Kinetic equation for a soliton gas and its hydrodynamic reductions

TL;DR

This paper introduces a new class of kinetic equations modeling soliton gases, proves their integrability through hydrodynamic reductions, and provides explicit solutions and symmetries, advancing understanding of nonlinear wave dynamics.

Contribution

The paper develops a novel kinetic equation for soliton gases, demonstrates its integrability via hydrodynamic reductions, and derives explicit Riemann invariants and solutions.

Findings

Hydrodynamic reductions are integrable linearly degenerate systems.

Explicit Riemann invariants and characteristic velocities are derived.
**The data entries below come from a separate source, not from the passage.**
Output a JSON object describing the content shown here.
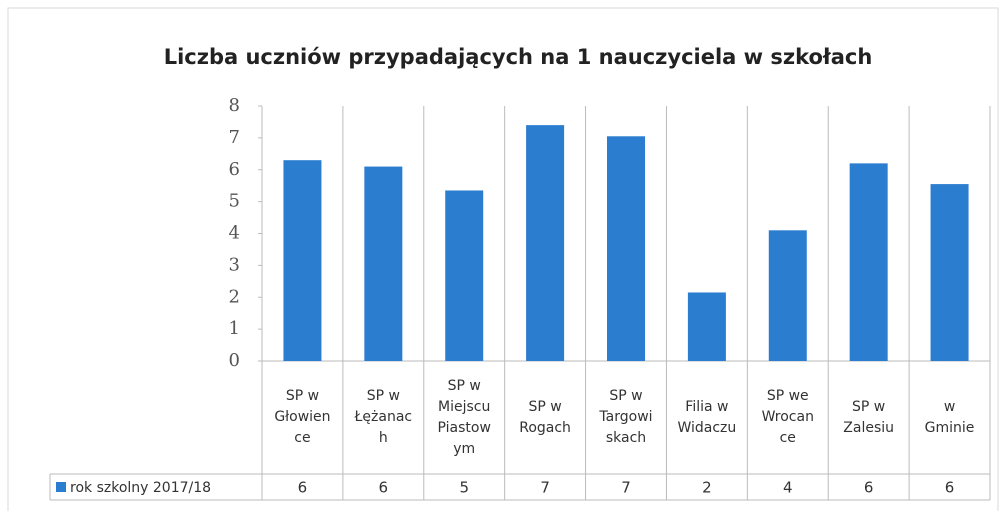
{
  "chart_data": {
    "type": "bar",
    "title": "Liczba uczniów przypadających na 1 nauczyciela w szkołach",
    "categories": [
      "SP w\nGłowien\nce",
      "SP w\nŁężanac\nh",
      "SP w\nMiejscu\nPiastow\nym",
      "SP w\nRogach",
      "SP w\nTargowi\nskach",
      "Filia w\nWidaczu",
      "SP we\nWrocan\nce",
      "SP w\nZalesiu",
      "w\nGminie"
    ],
    "series": [
      {
        "name": "rok szkolny 2017/18",
        "color": "#2b7dcf",
        "values": [
          6.3,
          6.1,
          5.35,
          7.4,
          7.05,
          2.15,
          4.1,
          6.2,
          5.55
        ],
        "value_labels": [
          "6",
          "6",
          "5",
          "7",
          "7",
          "2",
          "4",
          "6",
          "6"
        ]
      }
    ],
    "ylim": [
      0,
      8
    ],
    "yticks": [
      0,
      1,
      2,
      3,
      4,
      5,
      6,
      7,
      8
    ],
    "grid": false
  }
}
Exact solutions exhibit quasi-periodic and self-similar properties.

Abstract

We introduce and study a new class of kinetic equations, which arise in the description of nonequilibrium macroscopic dynamics of soliton gases with elastic collisions between solitons. These equations represent nonlinear integro-differential systems and have a novel structure, which we investigate by studying in detail the class of $N$-component `cold-gas' hydrodynamic reductions. We prove that these reductions represent integrable linearly degenerate hydrodynamic type systems for arbitrary $N$ which is a strong evidence in favour of integrability of the full kinetic equation. We derive compact explicit representations for the Riemann invariants and characteristic velocities of the hydrodynamic reductions in terms of the `cold-gas' component densities and construct a number of exact solutions having special properties (quasi-periodic, self-similar). Hydrodynamic symmetries are then derived and investigated. The obtained results shed the light on the structure of a continuum limit for a large class of integrable systems of hydrodynamic type and are also relevant to the description of turbulent motion in conservative compressible flows.